They ain't comin' back anymore!
THE WEEK India|December 25, 2022
It is time political commentators stopped harking back to Gaya Lal and his ‘Aaya Ram Gaya Ram’ days. It is natural for politicians to switch sides
JOSE K. GEORGE
They ain't comin' back anymore!

The year 2022, like every other year and the one before, has had its share of politicians jumping ships, switching sides, and floating new fronts. Some, like Ghulam Nabi Azad and Hardik Patel, quit with much fire and fury, some after a few comfortable days at luxury resorts, while some others moved away in silence.

Whenever a leader worth his salt switches sides, political commentators like to hark back to the patron saint of floor-crossers—late Haryana politician Gaya Lal. For the uninitiated, he is the ‘Gaya’ in the popular political adage ‘Aaya Ram, Gaya Ram’. If you have been hiding under a rock, or cooped up at home minding your business or mining crypto all these years, let me attempt to introduce this humble politician who earned a place in the annals of history by changing political convictions at the drop of a topi.

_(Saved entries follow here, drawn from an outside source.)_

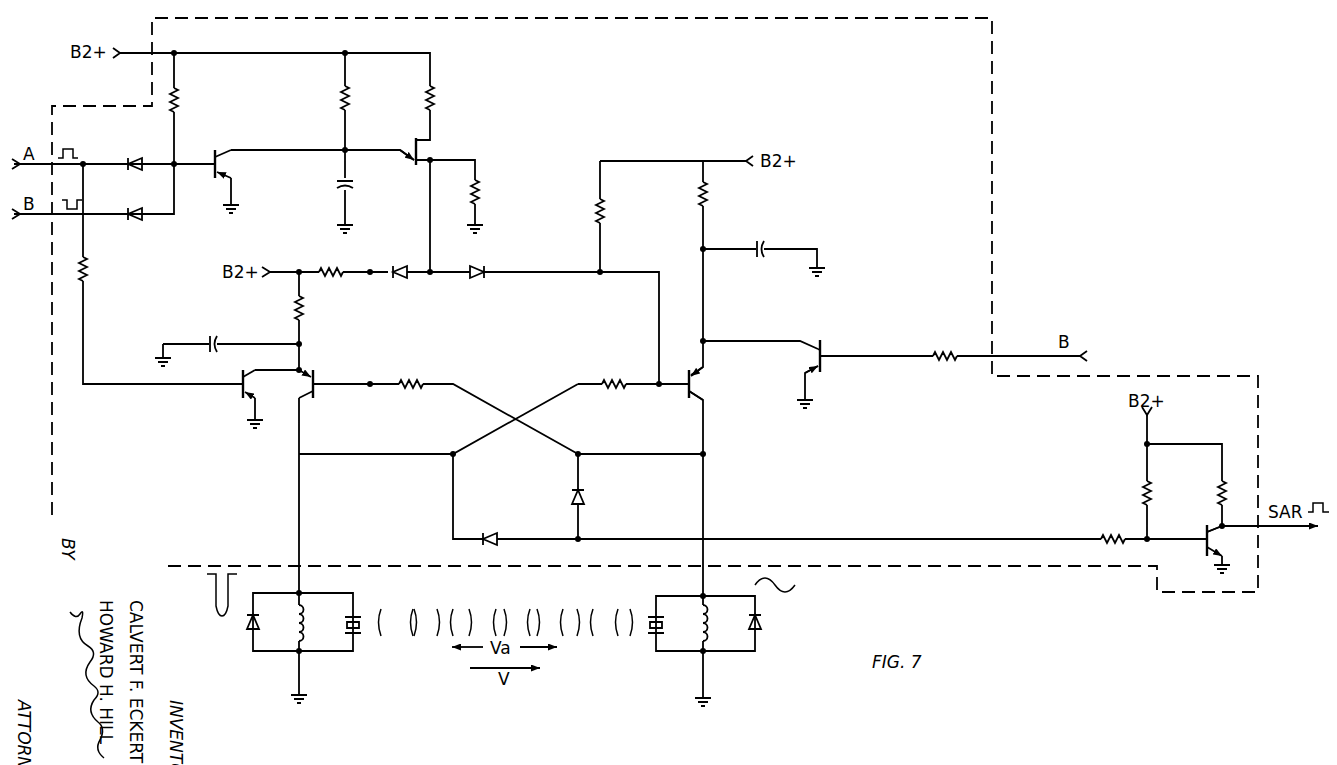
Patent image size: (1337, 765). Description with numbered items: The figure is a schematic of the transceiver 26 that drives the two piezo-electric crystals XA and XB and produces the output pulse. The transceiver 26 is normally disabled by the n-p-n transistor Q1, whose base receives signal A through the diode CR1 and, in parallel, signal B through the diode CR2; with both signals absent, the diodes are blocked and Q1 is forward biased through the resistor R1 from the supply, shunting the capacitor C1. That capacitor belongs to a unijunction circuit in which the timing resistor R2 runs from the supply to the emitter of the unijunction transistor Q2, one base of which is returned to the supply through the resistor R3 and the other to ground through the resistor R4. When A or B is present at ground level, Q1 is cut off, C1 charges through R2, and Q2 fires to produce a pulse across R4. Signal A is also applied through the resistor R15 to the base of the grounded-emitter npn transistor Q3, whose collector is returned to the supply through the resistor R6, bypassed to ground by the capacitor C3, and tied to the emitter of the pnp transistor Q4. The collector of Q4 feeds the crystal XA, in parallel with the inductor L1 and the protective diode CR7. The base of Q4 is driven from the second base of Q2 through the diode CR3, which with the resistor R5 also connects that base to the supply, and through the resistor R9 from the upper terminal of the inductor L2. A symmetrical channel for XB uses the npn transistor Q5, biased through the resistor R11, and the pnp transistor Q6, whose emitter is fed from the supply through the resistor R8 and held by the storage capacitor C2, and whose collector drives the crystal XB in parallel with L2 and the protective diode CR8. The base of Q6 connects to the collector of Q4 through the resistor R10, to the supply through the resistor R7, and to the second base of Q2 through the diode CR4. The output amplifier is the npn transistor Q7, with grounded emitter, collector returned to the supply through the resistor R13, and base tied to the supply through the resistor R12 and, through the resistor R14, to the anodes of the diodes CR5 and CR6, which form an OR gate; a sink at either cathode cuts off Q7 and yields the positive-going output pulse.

The transceiver 26 is at (813, 82).
The resistor R1 is at (188, 100).
The timing resistor R2 is at (357, 98).
The resistor R3 is at (444, 98).
The resistor R4 is at (488, 193).
The resistor R5 is at (331, 260).
The resistor R6 is at (313, 308).
The resistor R7 is at (614, 211).
The resistor R8 is at (716, 194).
The resistor R9 is at (410, 373).
The resistor R10 is at (616, 374).
The resistor R11 is at (948, 347).
The resistor R12 is at (1129, 495).
The resistor R13 is at (1205, 495).
The resistor R14 is at (1113, 550).
The resistor R15 is at (104, 269).
The capacitor C1 is at (332, 191).
The storage capacitor C2 is at (761, 239).
The capacitor C3 is at (211, 333).
The diode CR1 is at (134, 153).
The diode CR2 is at (134, 204).
The diode CR3 is at (400, 261).
The diode CR4 is at (479, 261).
The diode CR5 is at (495, 529).
The diode CR6 is at (598, 499).
The protective diode CR7 is at (271, 627).
The protective diode CR8 is at (774, 626).
The n-p-n transistor Q1 is at (236, 164).
The unijunction transistor Q2 is at (428, 151).
The npn transistor Q3 is at (259, 384).
The pnp transistor Q4 is at (320, 382).
The npn transistor Q5 is at (827, 356).
The pnp transistor Q6 is at (706, 383).
The npn transistor Q7 is at (1224, 540).
The inductor L1 is at (316, 623).
The inductor L2 is at (719, 623).
The piezo-electric crystal XA is at (364, 638).
The piezo-electric crystal XB is at (645, 639).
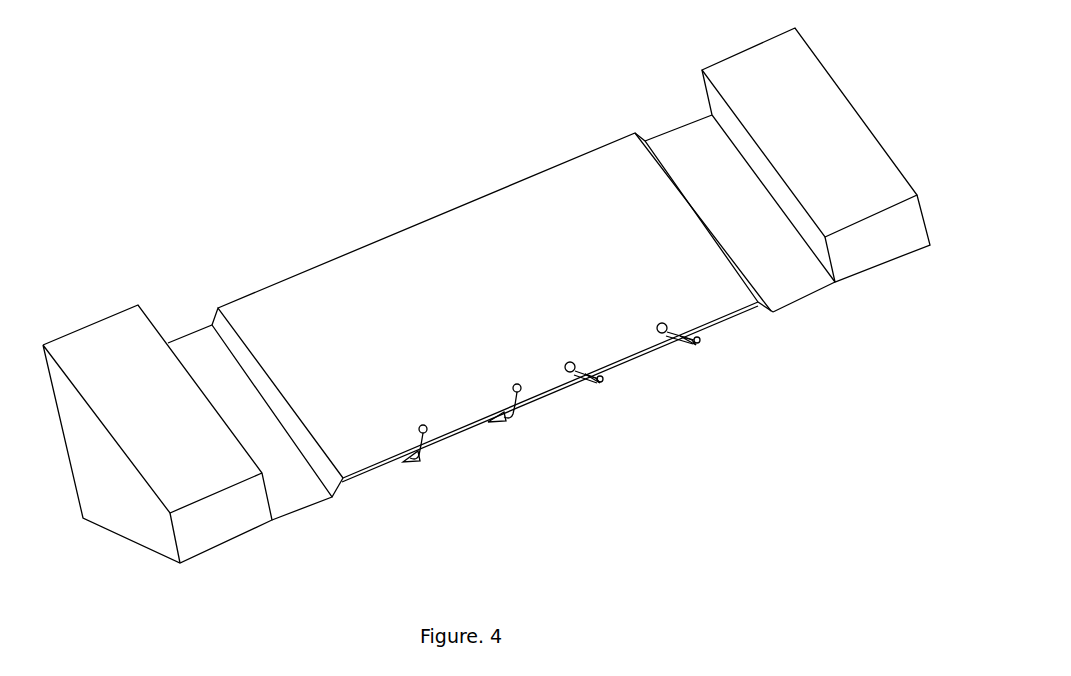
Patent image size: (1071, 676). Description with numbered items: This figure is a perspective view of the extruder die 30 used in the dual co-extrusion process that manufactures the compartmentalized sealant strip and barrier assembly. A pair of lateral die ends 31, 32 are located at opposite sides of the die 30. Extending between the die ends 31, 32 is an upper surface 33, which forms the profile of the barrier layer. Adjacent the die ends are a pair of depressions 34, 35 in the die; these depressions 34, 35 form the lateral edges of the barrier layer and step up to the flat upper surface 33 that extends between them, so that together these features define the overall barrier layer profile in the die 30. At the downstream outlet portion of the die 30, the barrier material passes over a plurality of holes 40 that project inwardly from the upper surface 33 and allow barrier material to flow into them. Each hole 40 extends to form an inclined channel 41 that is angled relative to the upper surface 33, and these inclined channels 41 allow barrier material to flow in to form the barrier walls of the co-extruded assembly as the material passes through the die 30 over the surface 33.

The die 30 is at (407, 175).
The lateral die end 31 is at (110, 502).
The lateral die end 32 is at (828, 142).
The upper surface 33 is at (310, 303).
The depression 34 is at (207, 360).
The depression 35 is at (708, 158).
The hole 40 is at (428, 448).
The inclined channel 41 is at (504, 420).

Decades ago, in the autumn of ‘67, Gaya Lal, an MLA from Hodal constituency in Haryana, flitted in and out of Congress two times in nine hours. Lal quit the Congress to join the non-Congress United Front only to come back to the Congress hours later. Lal’s defections were so quick that had there been moolah involved, one would wonder if he had enough time to count it all before moving sides. Now, counting the number of times Lal switched sides in the next few years might take a bit of your precious time that you might as well spend on scrolling down your social media feed or doing nothing; suffice to say that his constantly vacillating loyalties gave political pundits a prase that former Haryana chief minister Rao Birender Singh used first while introducing Lal to the press—’Gaya Lal is Aaya Ram now’.